LFMI’s arguments why the corporate income tax should be abolished

The Lithuanian Free Market Institute has pointed out on many occasions that one of the most defective taxes – the corporate income tax – should be abolished. The following outlines, without detailed theoretical explanations, eleven conclusive arguments why this tax should be scrapped and what benefits this move would provide.

1. The removal of the corporate income tax along with its complex accounting procedures would allow businesses to allocate more of their time, resources and energy for the creation of value and jobs, investment, and business growth. Freeing businesses from the futile task of fulfilling bureaucratic requirements – a job that does not create any wealth – would provide more favourable conditions for investment.

2. If VAT is used, the same value added is taxed twice: once by income taxes, and then by VAT. If corporate taxes are charged along with VAT, this results not only in double taxation of the same value added, but also in taxation of taxes paid.

3. Legal persons (including firms) do not exist all by themselves. They represent organisations of natural persons. The income of a legal entity is the income of individuals who constitute it. Taxation of corporate income means taxation of an artificial object and subject as well as double taxation of the same income. Mechanisms that are used to avoid double taxation do not always achieve this purpose.

4. The object of the corporate income tax – taxable profit – is an artificial, derivative item. When the tax is to be computed, taxable profit should be calculated first. Despite being refined and perfected year by year, the rules of calculating taxable profit are, and will always be, imprecise and incomplete for one simple reason: It is impossible to describe in rules all possible cases. Therefore, the tax is charged not on the actual result of a business activity, financial profit, but on an artificial value, a hybrid of profit and costs.

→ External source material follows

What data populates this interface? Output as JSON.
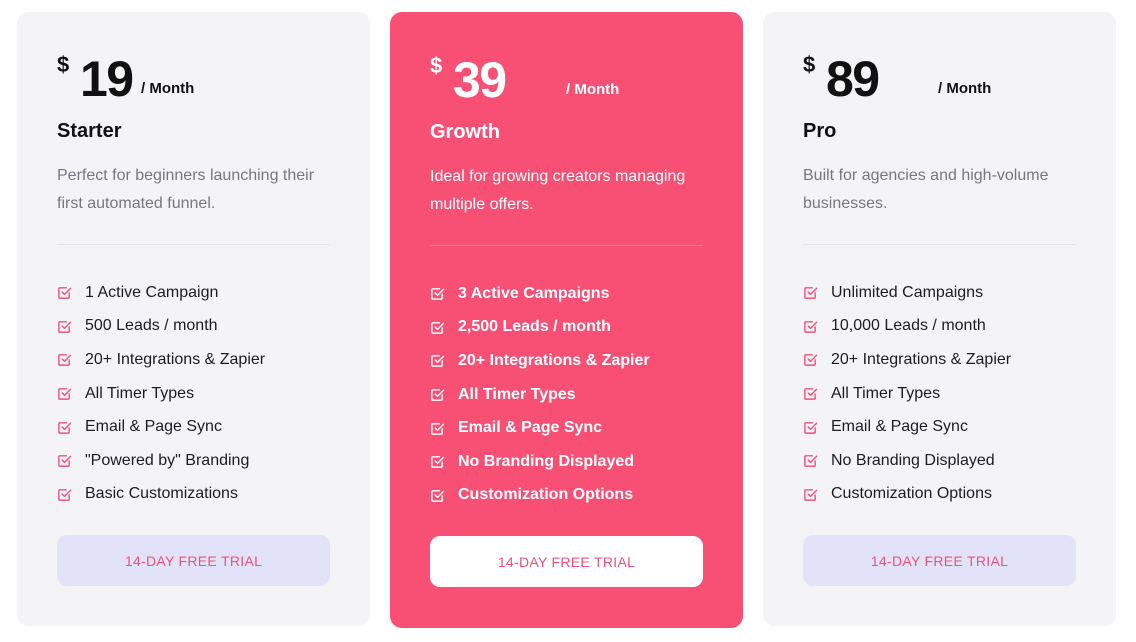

5. Computation of taxable profit is a lengthy, labour consuming process. It compels businesses to keep double accounting – one for financial purposes and the other for tax purposes. This inflicts a heavy burden of tax administration. Business people complain that accountants spend three fourth of their time on tax accounting and only one fourth on financial accounting and management.

6. In the absence of explicit, clear-cut rules of tax computation, the lowest level administration – the tax inspector – plays the decisive role in enforcing tax rules. Under such conditions, opportunities for loose interpretation of tax rules coupled with the human factor make taxes less neutral and administration less transparent. They discredit both the administrative institution and the tax system itself.

7. The removal of a corporate income tax means the elimination of the defective tax accounting, but not taxation of income. The remaining tax is charged on an objective base: paid dividends and distributed profits.

8. The corporate income tax is not only an instrument for raising budget revenues but also a regulatory tool. The authorities in Lithuania have recognised that regulation through taxes is ineffective. A government-adopted programme for revising the tax code provides that taxes should be used to generate budget revenues. However, as long as the corporate income tax is used, this principle is violated and tax neutrality cannot be achieved. Regulation is inherent in the corporate income tax, because the tax is imposed on successful businesses. Punishing success has never been a good example of incentive-giving or regulation. Moreover, as long as the corporation tax exists, the state has a discretionary power to define income and costs. So if the regulatory role of taxes is to be scrapped and tax neutrality achieved, the removal of the corporate income tax is necessary.

9. It is a common fallacy to think that the burden of the corporation tax falls on corporations. If a company sells its production, the tax burden is shifted onto the consumer, the buyer of the products. When the conjuncture of a firm’s goods and services gets more complicated, the tax burden is transferred to employees. The owners of businesses bear the tax burden on very rare occasions, when all possible ways in which the tax incidence occurs have been exhausted and the company still has some profit left.

10. The abolition of the corporation tax correlates with the ongoing processes in other countries whereby tax accounting is being aligned with financial accounting. In this case, a similar result is being sought in a roundabout, more complicated way by recognising more costs as tax-deductible.

11. The removal of the corporation tax is included in the government’s programme and the programme for revising the tax code. This is an obligation to business. For businesses, there is nothing new about fulfilling their liabilities. It is time politicians fulfilled theirs.